Deeds Of The Disturber (Amelia Peabody #5), by Elizabeth Peters
This book comes at an interesting place in that it follows the earlier books in the series (and makes reference to several of them) but also manages to move the series forward in some important ways. In many ways, the lead characters are somewhat in denial still about being sleuths and this book demonstrates many of the elements familiar in mystery novels–characters want to deny that they are trying to solve mysteries or involving themselves in the affairs of others, the sleuths have an ambivalent relationship with the local police that involves a high amount of mistrust. None of these things are in the least surprising. After all, anyone who reads any mystery novel where the main character is some kind of independent/amateur sleuth is going to face some implicit questions as to why they are trying to solve mysteries when there are professionals on the beat. The fact that this particular novel takes place in England as opposed to Egypt, although it deals with questions of Egyptology, allows the writer to broaden the scope of her writing to deal with life in England and the efforts of people to fit in with high society and deal with the shadowy appeal of Egyptian religion and practices in late Victorian England.

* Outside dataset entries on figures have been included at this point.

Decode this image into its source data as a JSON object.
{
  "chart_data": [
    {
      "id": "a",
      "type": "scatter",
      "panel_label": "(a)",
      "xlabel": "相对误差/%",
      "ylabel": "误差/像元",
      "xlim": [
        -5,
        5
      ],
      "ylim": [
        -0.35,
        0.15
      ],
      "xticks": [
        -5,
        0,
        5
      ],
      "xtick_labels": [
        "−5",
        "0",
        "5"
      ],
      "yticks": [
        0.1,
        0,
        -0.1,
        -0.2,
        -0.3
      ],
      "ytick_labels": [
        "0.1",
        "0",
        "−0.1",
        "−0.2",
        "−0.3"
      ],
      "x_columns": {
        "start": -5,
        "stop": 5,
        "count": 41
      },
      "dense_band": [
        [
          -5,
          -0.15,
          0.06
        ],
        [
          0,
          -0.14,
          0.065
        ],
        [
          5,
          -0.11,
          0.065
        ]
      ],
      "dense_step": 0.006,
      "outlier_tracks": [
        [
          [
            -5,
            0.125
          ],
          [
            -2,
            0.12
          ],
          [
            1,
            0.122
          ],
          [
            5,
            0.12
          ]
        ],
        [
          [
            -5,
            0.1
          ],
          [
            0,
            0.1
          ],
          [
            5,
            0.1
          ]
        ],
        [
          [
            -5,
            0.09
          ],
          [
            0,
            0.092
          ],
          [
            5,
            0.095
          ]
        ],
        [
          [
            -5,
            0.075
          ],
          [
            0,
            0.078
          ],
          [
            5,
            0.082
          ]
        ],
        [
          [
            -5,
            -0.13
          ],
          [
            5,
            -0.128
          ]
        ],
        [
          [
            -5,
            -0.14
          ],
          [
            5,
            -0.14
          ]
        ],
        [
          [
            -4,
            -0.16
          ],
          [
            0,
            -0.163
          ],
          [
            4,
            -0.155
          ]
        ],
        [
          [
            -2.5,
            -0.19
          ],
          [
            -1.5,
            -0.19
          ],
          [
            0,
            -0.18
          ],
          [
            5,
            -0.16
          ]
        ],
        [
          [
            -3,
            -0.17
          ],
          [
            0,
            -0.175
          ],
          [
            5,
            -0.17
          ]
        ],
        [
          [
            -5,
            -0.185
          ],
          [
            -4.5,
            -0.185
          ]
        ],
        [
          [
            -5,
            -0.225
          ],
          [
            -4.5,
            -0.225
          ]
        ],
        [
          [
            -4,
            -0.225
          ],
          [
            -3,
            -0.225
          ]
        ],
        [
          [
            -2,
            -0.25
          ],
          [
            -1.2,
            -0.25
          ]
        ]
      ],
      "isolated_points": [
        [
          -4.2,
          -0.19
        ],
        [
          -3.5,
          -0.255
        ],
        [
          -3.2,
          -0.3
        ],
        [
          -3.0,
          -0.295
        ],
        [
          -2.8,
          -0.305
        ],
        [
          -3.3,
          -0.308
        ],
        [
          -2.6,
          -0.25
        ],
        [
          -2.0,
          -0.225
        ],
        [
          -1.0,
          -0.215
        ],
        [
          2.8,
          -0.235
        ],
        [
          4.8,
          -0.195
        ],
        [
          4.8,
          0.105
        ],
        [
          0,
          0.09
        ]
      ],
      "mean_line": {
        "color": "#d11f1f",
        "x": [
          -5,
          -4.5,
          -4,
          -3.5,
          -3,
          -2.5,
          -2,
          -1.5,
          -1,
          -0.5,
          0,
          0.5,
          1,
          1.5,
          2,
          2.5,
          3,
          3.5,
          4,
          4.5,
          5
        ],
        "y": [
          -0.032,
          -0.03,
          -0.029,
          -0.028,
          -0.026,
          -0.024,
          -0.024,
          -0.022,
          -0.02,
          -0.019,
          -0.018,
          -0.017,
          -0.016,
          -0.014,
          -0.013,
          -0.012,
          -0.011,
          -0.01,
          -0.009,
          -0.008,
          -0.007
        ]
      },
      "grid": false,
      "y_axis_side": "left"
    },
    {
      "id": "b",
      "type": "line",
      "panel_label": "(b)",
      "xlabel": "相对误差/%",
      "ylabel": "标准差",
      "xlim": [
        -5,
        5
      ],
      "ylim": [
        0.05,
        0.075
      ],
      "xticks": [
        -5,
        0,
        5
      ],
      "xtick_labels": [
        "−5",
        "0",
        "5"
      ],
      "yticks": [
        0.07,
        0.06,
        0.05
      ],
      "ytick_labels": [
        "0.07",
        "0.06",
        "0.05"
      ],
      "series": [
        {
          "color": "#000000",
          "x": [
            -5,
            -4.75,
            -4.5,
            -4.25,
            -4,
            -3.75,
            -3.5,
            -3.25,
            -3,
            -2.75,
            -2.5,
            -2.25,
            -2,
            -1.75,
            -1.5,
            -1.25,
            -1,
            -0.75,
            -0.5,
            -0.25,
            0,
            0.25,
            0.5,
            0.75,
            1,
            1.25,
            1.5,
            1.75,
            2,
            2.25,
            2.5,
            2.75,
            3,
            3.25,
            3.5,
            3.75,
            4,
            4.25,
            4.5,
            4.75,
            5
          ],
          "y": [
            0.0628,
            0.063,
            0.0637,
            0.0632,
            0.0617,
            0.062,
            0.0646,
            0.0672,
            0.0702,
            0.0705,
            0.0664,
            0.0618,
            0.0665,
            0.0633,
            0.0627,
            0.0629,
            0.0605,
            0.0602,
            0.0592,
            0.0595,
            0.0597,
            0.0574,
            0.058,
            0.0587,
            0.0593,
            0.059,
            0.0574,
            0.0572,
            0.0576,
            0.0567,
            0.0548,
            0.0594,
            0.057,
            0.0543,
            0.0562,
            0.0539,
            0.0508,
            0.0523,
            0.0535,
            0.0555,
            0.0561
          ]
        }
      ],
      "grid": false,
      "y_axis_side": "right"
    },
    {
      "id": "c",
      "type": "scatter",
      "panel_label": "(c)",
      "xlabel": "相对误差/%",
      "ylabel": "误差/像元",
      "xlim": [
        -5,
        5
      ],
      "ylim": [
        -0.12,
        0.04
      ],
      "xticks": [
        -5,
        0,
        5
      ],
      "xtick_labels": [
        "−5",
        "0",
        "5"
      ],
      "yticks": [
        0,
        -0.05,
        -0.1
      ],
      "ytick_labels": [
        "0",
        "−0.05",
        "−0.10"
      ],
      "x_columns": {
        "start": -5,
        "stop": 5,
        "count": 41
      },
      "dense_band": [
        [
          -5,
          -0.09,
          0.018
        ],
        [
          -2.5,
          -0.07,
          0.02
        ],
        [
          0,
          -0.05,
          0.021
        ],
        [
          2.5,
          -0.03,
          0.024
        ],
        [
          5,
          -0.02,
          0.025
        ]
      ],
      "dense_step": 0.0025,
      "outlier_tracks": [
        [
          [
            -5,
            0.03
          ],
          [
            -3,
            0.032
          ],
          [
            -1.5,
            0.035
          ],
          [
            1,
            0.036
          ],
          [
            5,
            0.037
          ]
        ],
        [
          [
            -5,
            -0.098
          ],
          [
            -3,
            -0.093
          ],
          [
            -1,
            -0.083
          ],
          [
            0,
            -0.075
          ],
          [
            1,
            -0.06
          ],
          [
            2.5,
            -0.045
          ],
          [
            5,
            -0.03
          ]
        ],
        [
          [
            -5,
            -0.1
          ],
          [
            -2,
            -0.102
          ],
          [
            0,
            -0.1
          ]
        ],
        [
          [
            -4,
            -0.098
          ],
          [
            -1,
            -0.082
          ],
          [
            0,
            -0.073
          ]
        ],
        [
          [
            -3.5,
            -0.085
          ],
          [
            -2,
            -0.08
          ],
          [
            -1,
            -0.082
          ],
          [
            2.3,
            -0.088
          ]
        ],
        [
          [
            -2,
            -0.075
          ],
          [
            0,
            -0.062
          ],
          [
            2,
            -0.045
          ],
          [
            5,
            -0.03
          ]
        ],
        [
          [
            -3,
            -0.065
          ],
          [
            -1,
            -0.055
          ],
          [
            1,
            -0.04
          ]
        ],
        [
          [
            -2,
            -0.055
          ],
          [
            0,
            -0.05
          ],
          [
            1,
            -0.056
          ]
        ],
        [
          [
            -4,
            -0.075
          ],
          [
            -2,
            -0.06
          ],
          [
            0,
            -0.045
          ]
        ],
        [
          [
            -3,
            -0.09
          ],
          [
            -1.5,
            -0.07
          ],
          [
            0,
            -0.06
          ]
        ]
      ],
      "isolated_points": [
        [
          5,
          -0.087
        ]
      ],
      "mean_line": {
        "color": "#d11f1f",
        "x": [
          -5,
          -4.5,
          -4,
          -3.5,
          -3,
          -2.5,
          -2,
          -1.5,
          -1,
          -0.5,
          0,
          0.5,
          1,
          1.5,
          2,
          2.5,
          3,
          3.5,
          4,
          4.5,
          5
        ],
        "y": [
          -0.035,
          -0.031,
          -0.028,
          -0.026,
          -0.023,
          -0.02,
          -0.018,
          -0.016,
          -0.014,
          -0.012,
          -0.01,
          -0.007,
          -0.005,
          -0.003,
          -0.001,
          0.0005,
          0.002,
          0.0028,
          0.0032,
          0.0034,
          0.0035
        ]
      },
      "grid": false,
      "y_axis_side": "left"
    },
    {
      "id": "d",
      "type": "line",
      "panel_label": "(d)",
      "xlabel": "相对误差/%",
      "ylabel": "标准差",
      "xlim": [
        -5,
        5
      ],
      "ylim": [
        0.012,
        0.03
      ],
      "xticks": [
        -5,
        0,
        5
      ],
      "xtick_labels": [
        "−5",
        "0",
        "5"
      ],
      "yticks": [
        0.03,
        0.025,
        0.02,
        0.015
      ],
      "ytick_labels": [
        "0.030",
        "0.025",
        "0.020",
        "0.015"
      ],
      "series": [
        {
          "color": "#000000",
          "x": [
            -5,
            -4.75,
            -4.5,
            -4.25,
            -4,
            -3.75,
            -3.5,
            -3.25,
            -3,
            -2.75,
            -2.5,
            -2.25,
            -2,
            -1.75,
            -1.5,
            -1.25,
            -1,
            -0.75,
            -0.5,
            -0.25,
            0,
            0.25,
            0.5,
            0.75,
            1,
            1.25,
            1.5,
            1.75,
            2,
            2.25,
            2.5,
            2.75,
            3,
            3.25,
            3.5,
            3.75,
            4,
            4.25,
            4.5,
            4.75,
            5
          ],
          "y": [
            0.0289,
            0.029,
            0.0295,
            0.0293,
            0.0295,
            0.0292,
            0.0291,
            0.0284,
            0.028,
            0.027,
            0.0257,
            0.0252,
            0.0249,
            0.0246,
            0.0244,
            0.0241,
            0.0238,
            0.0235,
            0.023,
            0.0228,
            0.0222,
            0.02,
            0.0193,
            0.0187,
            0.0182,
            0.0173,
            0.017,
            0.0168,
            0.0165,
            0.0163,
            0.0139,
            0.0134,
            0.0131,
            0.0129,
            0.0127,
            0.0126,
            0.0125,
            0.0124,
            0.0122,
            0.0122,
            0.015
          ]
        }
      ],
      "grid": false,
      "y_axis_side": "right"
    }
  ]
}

The novel itself is a compelling one, definitely a step up from the usual plot. A mysterious death is viewed by Amelia as a murder although initially as an accidental death, and the increasing body count and activity of a strange masked priest only increase suspicion and the pressure on the Emerson family to solve it. This is only increased by the jealousy going on over an old partner of Mr. Emerson’s, the troubles that the Emersons have in taking care of some relatives, one of whom is more than a little bit too fond of sweets, and Ramses being Ramses, along with the investigations of two reporters, one of which bears a strong resemblance to Amelia and has some unwanted male attention. A lot of cross-currents and a dramatic showdown with the bad guys–who are no master criminals but certainly manage to do a lot of damage, lead to a satisfying conclusion that demonstrates a darker side to English life (particularly English academic and intellectual life) and to the recognition that their skills in sleuthing have put the Emerson clan and their servants and relatives and friends in some danger, something that may affect later novels.
There is a lot to appreciate here in this novel, not least the change of location from Egypt to England, albeit with the Egyptian theme (including the poetic title) kept firmly in the forefront. The author’s exploration of opium dens and sexually transmitted diseases are intriguing, and the author presents the way that young people of unconventional parents can easily become corrupted by the sort of information that is available to them that others may not be as sensitive to. One wonders, though, when the Emersons themselves will become self-aware that they are sleuths and will plan accordingly rather than persist in denial. After five mystery novels, involving somewhere around a dozen or more murders and numerous plots that have been directed against one or more member of the Emerson clan (including such unoriginal ideas as locking the Emersons in some sort of place suitable for drowning and kidnapping Ramses, which have appeared multiple times now), one would think that Amelia Peabody and her relatives would just openly admit that they are sleuths and to get on with things, rather than to pretend that they are just innocent academics minding their own business. Nobody believes that.